As paralisações de 1978 foram a primeira grande manifestação da classe trabalhadora brasileira após 10 anos de aparente silêncio e em meio a um quadro político fortemente autoritário

Por Laís Abramo *

Por que as greves de 1978 e todas aquelas ocorridas até 1980, no maior e mais expressivo ciclo grevista da história brasileira, adquiriram um significado tão importante, capaz de marcar definitivamente a luta contra a ditadura militar e pela redemocratização da sociedade brasileira nela introduzindo a questão social? Por que foram momentos e processos cruciais não apenas para o renascimento do movimento sindical brasileiro, mas também para sua capacidade de projetar a classe trabalhadora como um ator político fundamental na sociedade brasileira, o que se consubstanciou nos anos seguintes na criação das centrais sindicais e do Partido dos Trabalhadores?

As greves de 1978 foram a primeira grande manifestação da classe trabalhadora brasileira após dez anos de aparente silêncio e em meio a um quadro político fortemente autoritário. Elas explodem na manhã de 12 de maio, na fábrica da Scania, em São Bernardo do Campo. E, rapidamente, espalham-se, em primeiro lugar para outras empresas metalúrgicas da cidade e, depois, para outras cidades da região do ABC, além de São Paulo, Osasco e Guarulhos.

Em dois meses, 275 mil trabalhadores haviam passado pela experiência grevista. Em um período de quatro meses, mais de um milhão de trabalhadores haviam sido beneficiados por acordos decorrentes direta ou indiretamente das greves, já que muitas empresas tentaram se antecipar ao movimento concedendo antecipações e aumentos salariais.

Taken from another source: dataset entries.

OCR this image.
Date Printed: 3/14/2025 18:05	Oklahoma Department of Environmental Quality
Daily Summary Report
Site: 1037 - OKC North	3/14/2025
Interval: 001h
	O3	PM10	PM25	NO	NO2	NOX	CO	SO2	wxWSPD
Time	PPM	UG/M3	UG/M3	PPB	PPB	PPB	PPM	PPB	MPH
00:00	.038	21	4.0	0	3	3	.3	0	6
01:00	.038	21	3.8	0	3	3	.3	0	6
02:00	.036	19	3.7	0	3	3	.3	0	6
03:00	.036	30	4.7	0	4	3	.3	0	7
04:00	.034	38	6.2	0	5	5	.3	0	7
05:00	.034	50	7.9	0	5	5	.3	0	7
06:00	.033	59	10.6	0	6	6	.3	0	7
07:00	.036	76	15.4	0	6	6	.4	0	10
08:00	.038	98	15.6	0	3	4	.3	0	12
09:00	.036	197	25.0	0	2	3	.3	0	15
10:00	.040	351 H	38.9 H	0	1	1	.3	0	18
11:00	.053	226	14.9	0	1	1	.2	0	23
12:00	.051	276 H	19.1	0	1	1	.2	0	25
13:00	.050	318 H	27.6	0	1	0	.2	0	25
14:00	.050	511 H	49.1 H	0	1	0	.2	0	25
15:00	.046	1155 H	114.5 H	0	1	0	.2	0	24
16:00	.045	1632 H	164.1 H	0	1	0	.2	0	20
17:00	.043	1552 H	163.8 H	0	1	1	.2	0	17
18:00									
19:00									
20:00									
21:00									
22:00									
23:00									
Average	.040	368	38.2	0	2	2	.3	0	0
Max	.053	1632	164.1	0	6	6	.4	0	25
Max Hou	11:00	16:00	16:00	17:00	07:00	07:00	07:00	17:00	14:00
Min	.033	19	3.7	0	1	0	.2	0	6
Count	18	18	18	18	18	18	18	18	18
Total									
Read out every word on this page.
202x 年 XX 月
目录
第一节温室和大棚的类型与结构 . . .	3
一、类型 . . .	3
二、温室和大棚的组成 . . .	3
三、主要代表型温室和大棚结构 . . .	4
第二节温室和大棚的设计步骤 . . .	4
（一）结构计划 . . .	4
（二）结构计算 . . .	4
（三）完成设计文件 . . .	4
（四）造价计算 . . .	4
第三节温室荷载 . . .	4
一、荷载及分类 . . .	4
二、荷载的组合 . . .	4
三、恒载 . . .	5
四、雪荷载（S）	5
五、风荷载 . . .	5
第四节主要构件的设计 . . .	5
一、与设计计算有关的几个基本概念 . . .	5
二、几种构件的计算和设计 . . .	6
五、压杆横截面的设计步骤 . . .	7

Pela primeira vez, desde 1964, os trabalhadores conseguiram obter reajustes salariais superiores aos índices anuais decretados unilateralmente pelo governo. Esses acontecimentos inauguram um ciclo grevista que se estende quase sem interrupções pelos dois anos seguintes, atingindo mais de 4 milhões de trabalhadores das mais diversas categorias em outras regiões do país.

O significado desse ciclo grevista na conjuntura e sua contribuição para o agravamento da crise de legitimidade da ditadura militar não pode ser entendido analisando apenas suas reivindicações expressas, em geral de aumento salarial e respeito a direitos básicos de organização sindical. As greves continham também uma forte demanda de recuperação da dignidade dos trabalhadores, que se manifestou de várias formas, entre elas na expressão do presidente do Sindicato dos Metalúrgicos de São Bernardo, Luiz Inácio Lula da Silva, que se transformou em um dos principais símbolos do movimento. “Agora podemos voltar a andar de cabeça erguida”.

Essa demanda por dignidade expressava uma reação condensada a uma situação de sistemático desrespeito aos direitos trabalhistas e humanos dos trabalhadores, em um quadro caracterizado por um despotismo fabril no interior das empresas e pelo autoritarismo no conjunto da sociedade.

Por expressar uma corajosa reação a essa situação, as greves ecoaram tão amplamente e obtiveram tanta solidariedade, constituindo-se sem dúvida, em mais um apito da panela de pressão. Ou seja, em mais um grito de basta à opressão da ditadura militar, tal como as primeiras passeatas estudantis do pós-68, ocorridas exatamente um ano antes, quando os estudantes conseguiram retomar as ruas como espaço de manifestação pública e política.

O ciclo grevista aberto em maio de 1978 significou a reaparição da classe trabalhadora como um sujeito coletivo organizado no cenário político do país, modificando as dimensões e a qualidade da luta de resistência à ditadura até então travada por vários setores sociais. E provocando uma mudança substancial nos projetos de abertura política do regime.  Suas lideranças e a base social que em torno a elas se mobilizou e se organizou tiveram um papel fundamental na criação e consolidação do Partido dos Trabalhadores.

Ex-diretora da Organização Internacional do Trabalho (OIT) no Brasil de 2005 a 2015, foi ainda diretora da Divisão de Desenvolvimento Social da Comissão Econômica para América Latina e o Caribe (CEPAL) de 2015 a 2019.